Latar belakang: Boston Strong Boy telah berevolusi menjadi legenda, namun dia adalah manusia biasa. Mereka yang pernah dihajar olehnya akan menceritakannya kepada Anda jika mereka masih hidup. Sullivan tidak tinggi tetapi dia adalah seorang yang tebal dan kuat seberat 190 pon. Dan meskipun dia bukan petinju yang paling terampil menurut standar saat ini, penggunaan kekerasannya sangat efektif.

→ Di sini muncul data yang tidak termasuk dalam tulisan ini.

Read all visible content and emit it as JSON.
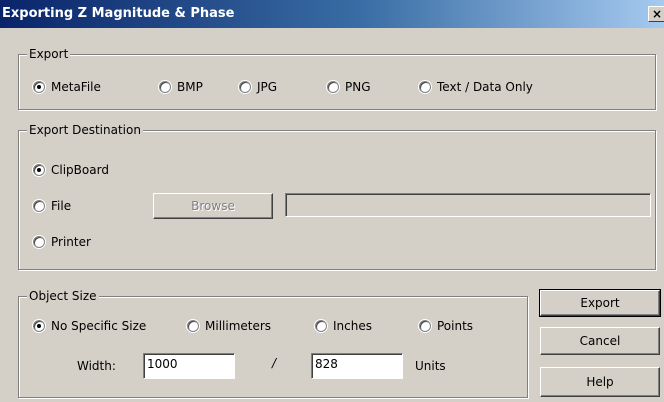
{
  "window": {
    "title": "Exporting Z Magnitude & Phase",
    "close_label": "×"
  },
  "export_group": {
    "legend": "Export",
    "options": [
      {
        "label": "MetaFile",
        "checked": true
      },
      {
        "label": "BMP",
        "checked": false
      },
      {
        "label": "JPG",
        "checked": false
      },
      {
        "label": "PNG",
        "checked": false
      },
      {
        "label": "Text / Data Only",
        "checked": false
      }
    ]
  },
  "destination_group": {
    "legend": "Export Destination",
    "options": [
      {
        "label": "ClipBoard",
        "checked": true
      },
      {
        "label": "File",
        "checked": false
      },
      {
        "label": "Printer",
        "checked": false
      }
    ],
    "browse_label": "Browse",
    "file_path": ""
  },
  "size_group": {
    "legend": "Object Size",
    "options": [
      {
        "label": "No Specific Size",
        "checked": true
      },
      {
        "label": "Millimeters",
        "checked": false
      },
      {
        "label": "Inches",
        "checked": false
      },
      {
        "label": "Points",
        "checked": false
      }
    ],
    "width_label": "Width:",
    "width_value": "1000",
    "separator": "/",
    "height_value": "828",
    "units_label": "Units"
  },
  "buttons": {
    "export": "Export",
    "cancel": "Cancel",
    "help": "Help"
  }
}
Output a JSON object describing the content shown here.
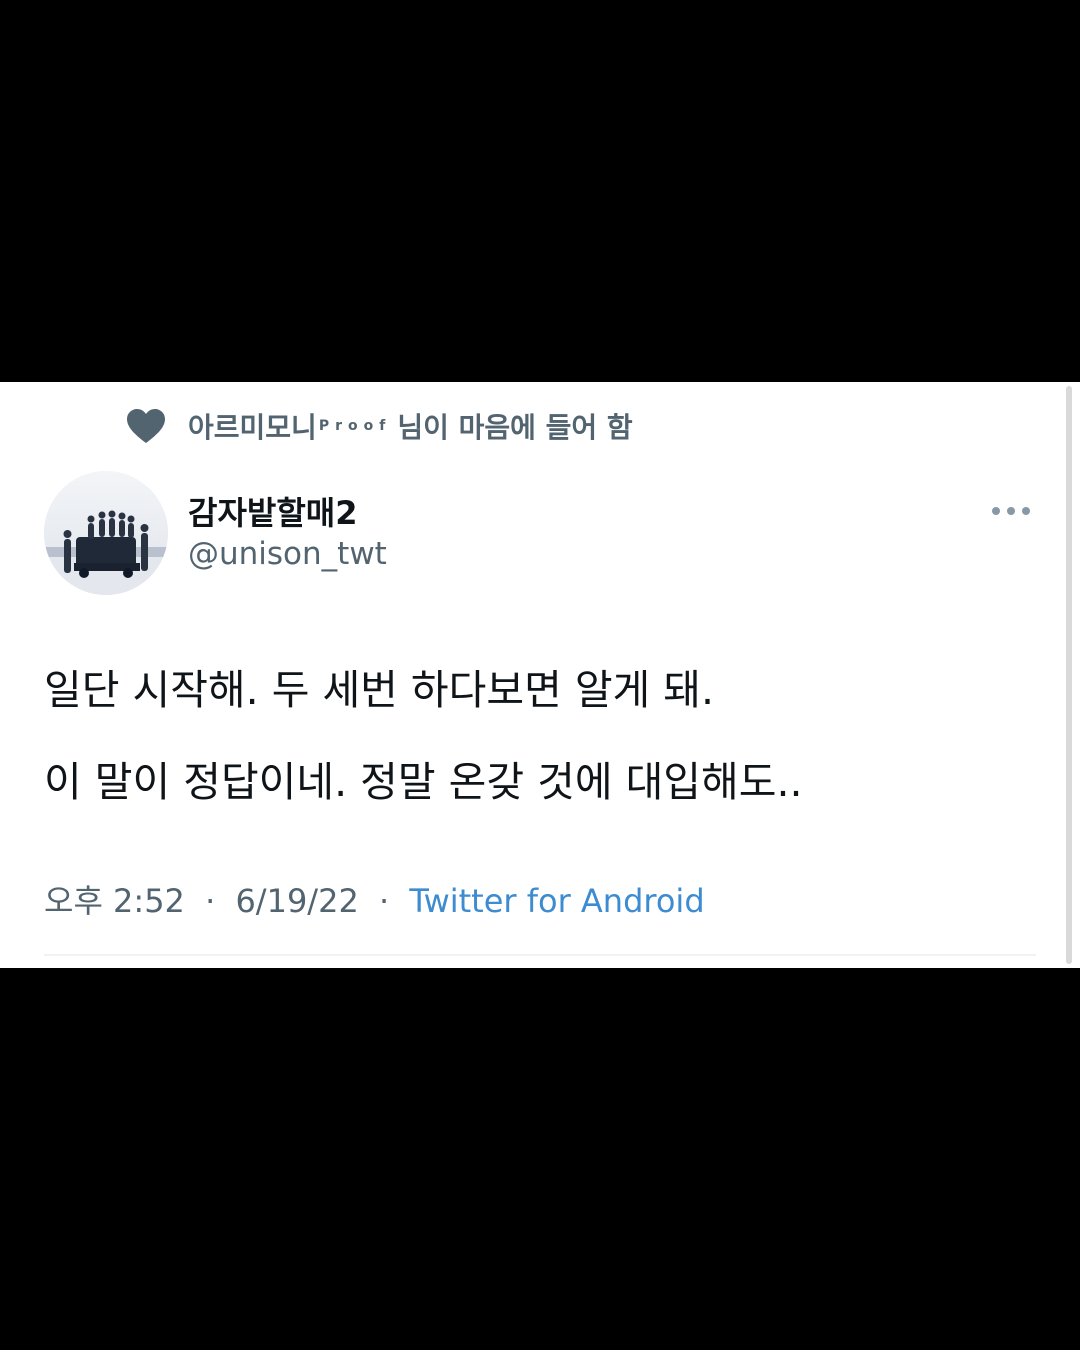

Memang, seperti yang diceritakan dalam cerita, dia menyombongkan diri, "Saya bisa menjilat bajingan mana pun di rumah ini." Dan, demi Tuhan, dia memang bisa. Dia memulai rangkaian juara kelas berat pada akhir tahun 1880-an, dengan lawan dan tanggal yang masih diperdebatkan. Yang tidak diragukan lagi adalah malam ketika ia kehilangan gelar juaranya. Sullivan setuju untuk mempertahankan gelarnya melawan James J. Corbett pada 7 September 1992 di New Orleans. Corbett adalah jenis petarung bermodel baru, seorang petinju yang lebih mengandalkan tipu muslihat daripada kekuatan. Sullivan tidak memiliki alat untuk bersaing dengan petinju yang memiliki teknik seperti itu dan dihentikan dalam 21 ronde. Dia tidak pernah bertarung lagi

3. ROCKY MARCIANO
Tinggi badan: 179 cm
Aktif: 1947-55
Rekor 49-0, 43 KO
Tahun Berkuasa: 1952-55
Latar belakang: Marciano hanya memiliki karier selama 8,5 tahun, namun ia benar-benar memberikan kesan yang kuat. Brockton Blockbuster dikenal karena kondisinya yang luar biasa, ketahanan dan kekuatannya yang luar biasa, terlepas dari perawakannya yang pendek. Dia bertarung dengan berat badan 80,7 kg - yang tidak terpikirkan oleh seorang atlet kelas berat saat ini - namun banyak lawannya yang tidak lebih berat. Dia hanya memiliki jangkauan 172 cm, satu inci lebih panjang dari Manny Pacquiao.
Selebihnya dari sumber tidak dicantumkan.